Preconditions will cause a pattern to halt if it encounters any event that does not satisfy the predicates of all preconditions. That is, preconditions provide strict contiguity. Unless you are also using strict contiguity in all of your patterns, it may be best to avoid using preconditions.

Pattern Builder

Creating a pattern is best achieved using the BoboPatternBuilder.

from bobocep.cep.phenom import BoboPatternBuilder, BoboPattern

builder = BoboPatternBuilder(name="my_pattern")

  • Methods next and not_next are used for strict contiguity and negated strict contiguity, respectively;

  • Methods followed_by and not_followed_by for relaxed contiguity;

  • Methods followed_by_any and not_followed_by_any for non-deterministic relaxed contiguity;

  • Methods precondition and haltcondition to provide predicates accordingly.

For example, in most applications, followed_by will be the most suitable choice.

builder.followed_by(
    predicate=lambda e, h: type(e.data) == int and e.data == 15,
    group="my_group",
    times=3,
    loop=False,
    optional=False
)

In the example above, predicate lambda e, h is a function consisting of event e to check and the current history h of all previous events accepted by the run. Event e is a subtype of BoboEvent and h of type BoboHistory.

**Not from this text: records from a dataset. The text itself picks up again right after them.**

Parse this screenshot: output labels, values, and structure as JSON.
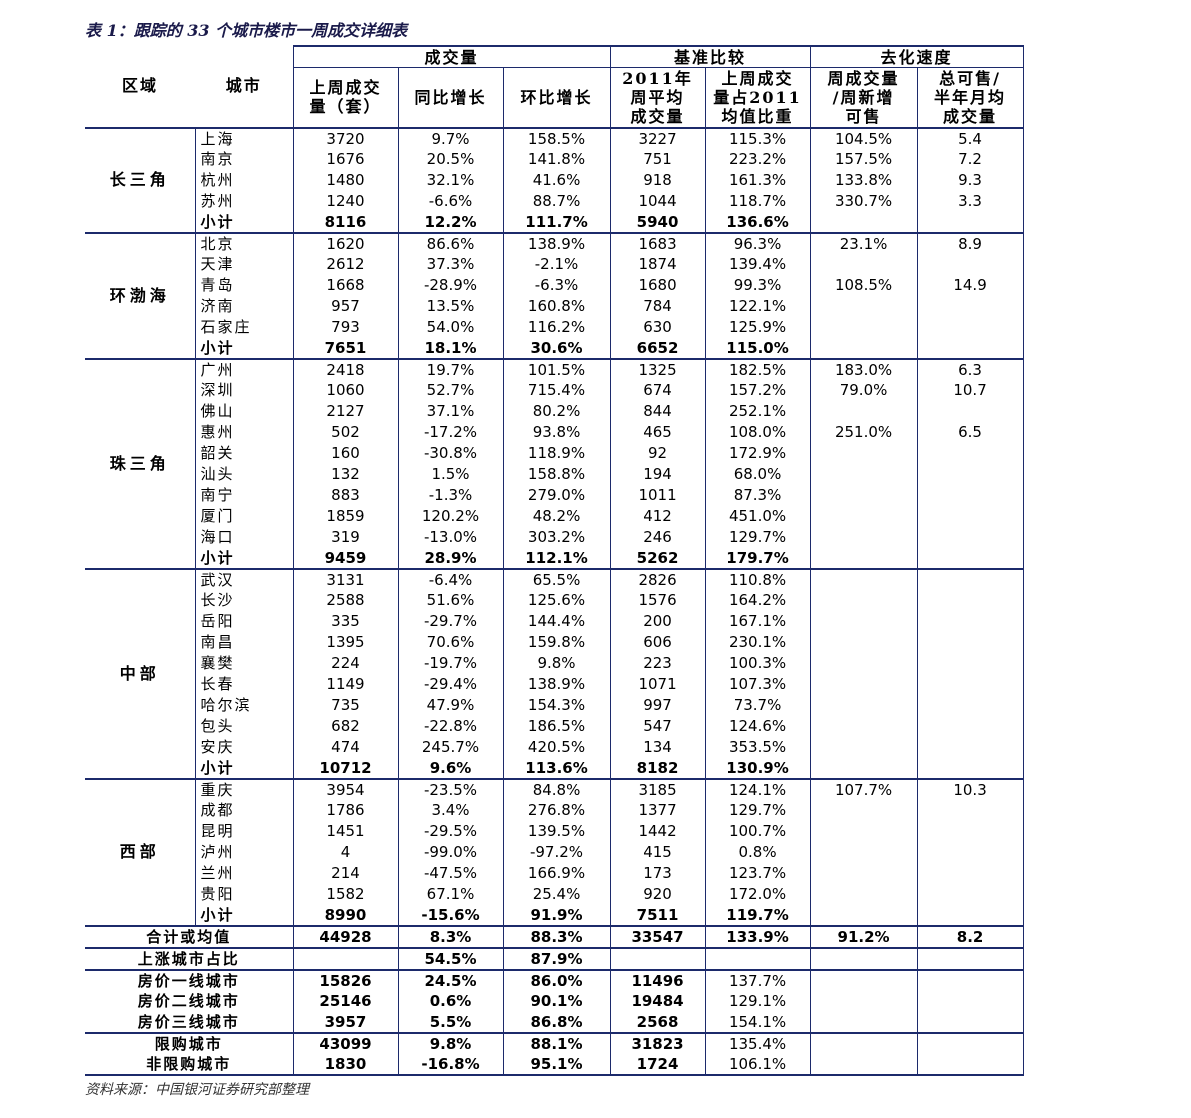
{
  "title": "表 1：跟踪的 33 个城市楼市一周成交详细表",
  "header": {
    "groups": [
      "成交量",
      "基准比较",
      "去化速度"
    ],
    "columns": [
      [
        "区域"
      ],
      [
        "城市"
      ],
      [
        "上周成交",
        "量（套）"
      ],
      [
        "同比增长"
      ],
      [
        "环比增长"
      ],
      [
        "2011年",
        "周平均",
        "成交量"
      ],
      [
        "上周成交",
        "量占2011",
        "均值比重"
      ],
      [
        "周成交量",
        "/周新增",
        "可售"
      ],
      [
        "总可售/",
        "半年月均",
        "成交量"
      ]
    ]
  },
  "regions": [
    {
      "name": "长三角",
      "rows": [
        [
          "上海",
          "3720",
          "9.7%",
          "158.5%",
          "3227",
          "115.3%",
          "104.5%",
          "5.4"
        ],
        [
          "南京",
          "1676",
          "20.5%",
          "141.8%",
          "751",
          "223.2%",
          "157.5%",
          "7.2"
        ],
        [
          "杭州",
          "1480",
          "32.1%",
          "41.6%",
          "918",
          "161.3%",
          "133.8%",
          "9.3"
        ],
        [
          "苏州",
          "1240",
          "-6.6%",
          "88.7%",
          "1044",
          "118.7%",
          "330.7%",
          "3.3"
        ],
        [
          "小计",
          "8116",
          "12.2%",
          "111.7%",
          "5940",
          "136.6%"
        ]
      ]
    },
    {
      "name": "环渤海",
      "rows": [
        [
          "北京",
          "1620",
          "86.6%",
          "138.9%",
          "1683",
          "96.3%",
          "23.1%",
          "8.9"
        ],
        [
          "天津",
          "2612",
          "37.3%",
          "-2.1%",
          "1874",
          "139.4%"
        ],
        [
          "青岛",
          "1668",
          "-28.9%",
          "-6.3%",
          "1680",
          "99.3%",
          "108.5%",
          "14.9"
        ],
        [
          "济南",
          "957",
          "13.5%",
          "160.8%",
          "784",
          "122.1%"
        ],
        [
          "石家庄",
          "793",
          "54.0%",
          "116.2%",
          "630",
          "125.9%"
        ],
        [
          "小计",
          "7651",
          "18.1%",
          "30.6%",
          "6652",
          "115.0%"
        ]
      ]
    },
    {
      "name": "珠三角",
      "rows": [
        [
          "广州",
          "2418",
          "19.7%",
          "101.5%",
          "1325",
          "182.5%",
          "183.0%",
          "6.3"
        ],
        [
          "深圳",
          "1060",
          "52.7%",
          "715.4%",
          "674",
          "157.2%",
          "79.0%",
          "10.7"
        ],
        [
          "佛山",
          "2127",
          "37.1%",
          "80.2%",
          "844",
          "252.1%"
        ],
        [
          "惠州",
          "502",
          "-17.2%",
          "93.8%",
          "465",
          "108.0%",
          "251.0%",
          "6.5"
        ],
        [
          "韶关",
          "160",
          "-30.8%",
          "118.9%",
          "92",
          "172.9%"
        ],
        [
          "汕头",
          "132",
          "1.5%",
          "158.8%",
          "194",
          "68.0%"
        ],
        [
          "南宁",
          "883",
          "-1.3%",
          "279.0%",
          "1011",
          "87.3%"
        ],
        [
          "厦门",
          "1859",
          "120.2%",
          "48.2%",
          "412",
          "451.0%"
        ],
        [
          "海口",
          "319",
          "-13.0%",
          "303.2%",
          "246",
          "129.7%"
        ],
        [
          "小计",
          "9459",
          "28.9%",
          "112.1%",
          "5262",
          "179.7%"
        ]
      ]
    },
    {
      "name": "中部",
      "rows": [
        [
          "武汉",
          "3131",
          "-6.4%",
          "65.5%",
          "2826",
          "110.8%"
        ],
        [
          "长沙",
          "2588",
          "51.6%",
          "125.6%",
          "1576",
          "164.2%"
        ],
        [
          "岳阳",
          "335",
          "-29.7%",
          "144.4%",
          "200",
          "167.1%"
        ],
        [
          "南昌",
          "1395",
          "70.6%",
          "159.8%",
          "606",
          "230.1%"
        ],
        [
          "襄樊",
          "224",
          "-19.7%",
          "9.8%",
          "223",
          "100.3%"
        ],
        [
          "长春",
          "1149",
          "-29.4%",
          "138.9%",
          "1071",
          "107.3%"
        ],
        [
          "哈尔滨",
          "735",
          "47.9%",
          "154.3%",
          "997",
          "73.7%"
        ],
        [
          "包头",
          "682",
          "-22.8%",
          "186.5%",
          "547",
          "124.6%"
        ],
        [
          "安庆",
          "474",
          "245.7%",
          "420.5%",
          "134",
          "353.5%"
        ],
        [
          "小计",
          "10712",
          "9.6%",
          "113.6%",
          "8182",
          "130.9%"
        ]
      ]
    },
    {
      "name": "西部",
      "rows": [
        [
          "重庆",
          "3954",
          "-23.5%",
          "84.8%",
          "3185",
          "124.1%",
          "107.7%",
          "10.3"
        ],
        [
          "成都",
          "1786",
          "3.4%",
          "276.8%",
          "1377",
          "129.7%"
        ],
        [
          "昆明",
          "1451",
          "-29.5%",
          "139.5%",
          "1442",
          "100.7%"
        ],
        [
          "泸州",
          "4",
          "-99.0%",
          "-97.2%",
          "415",
          "0.8%"
        ],
        [
          "兰州",
          "214",
          "-47.5%",
          "166.9%",
          "173",
          "123.7%"
        ],
        [
          "贵阳",
          "1582",
          "67.1%",
          "25.4%",
          "920",
          "172.0%"
        ],
        [
          "小计",
          "8990",
          "-15.6%",
          "91.9%",
          "7511",
          "119.7%"
        ]
      ]
    }
  ],
  "summary": [
    [
      "合计或均值",
      "44928",
      "8.3%",
      "88.3%",
      "33547",
      "133.9%",
      "91.2%",
      "8.2"
    ],
    [
      "上涨城市占比",
      null,
      "54.5%",
      "87.9%"
    ],
    [
      "房价一线城市",
      "15826",
      "24.5%",
      "86.0%",
      "11496",
      "137.7%"
    ],
    [
      "房价二线城市",
      "25146",
      "0.6%",
      "90.1%",
      "19484",
      "129.1%"
    ],
    [
      "房价三线城市",
      "3957",
      "5.5%",
      "86.8%",
      "2568",
      "154.1%"
    ],
    [
      "限购城市",
      "43099",
      "9.8%",
      "88.1%",
      "31823",
      "135.4%"
    ],
    [
      "非限购城市",
      "1830",
      "-16.8%",
      "95.1%",
      "1724",
      "106.1%"
    ]
  ],
  "source": "资料来源：中国银河证券研究部整理"
}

Additionally, optional arguments have been provided:

  • A group name my_group in which the history will store this event, should an event be accepted by this predicate.

  • The times option adds three blocks, in series, to the pattern, all with identical characteristics. That is, The predicate will need to be satisfied 3 times by 3 separate events.

  • The 3 blocks are not self-looping.

  • The 3 blocks are not optional.

pattern: BoboPattern = builder.generate()

Runs

Runs serve as instances of patterns. Each pattern can have multiple runs at any given time, for example, if the first predicate of the pattern is satisfied multiple times.

Runs

Run r serves as an instance of pattern p and keeps track of its state across the pattern’s blocks.

Runs work as follows:

  1. When the first predicate of a pattern has been satisfied by an event, a run is generated.

  2. The run continues to monitor the state of the partially-completed pattern as more and more events ‘push’ the currently-monitored block towards the pattern’s final block.

  3. Once the final block’s predicate has been satisfied, the Producer is notified of the completed run, leading to the Producer generating a complex event which is sent to the Receiver.

  4. The Forwarder, in turn, executes the associated phenomenon’s Action (if one exists). Once it has finished execution, whether successful or not, an action event is produced and sent to the Receiver.

If a run needs to end before reaching the final state (e.g. because of a contiguity requirement or satisfied haltcondition), then it enters a halted state and is removed from the list of active runs.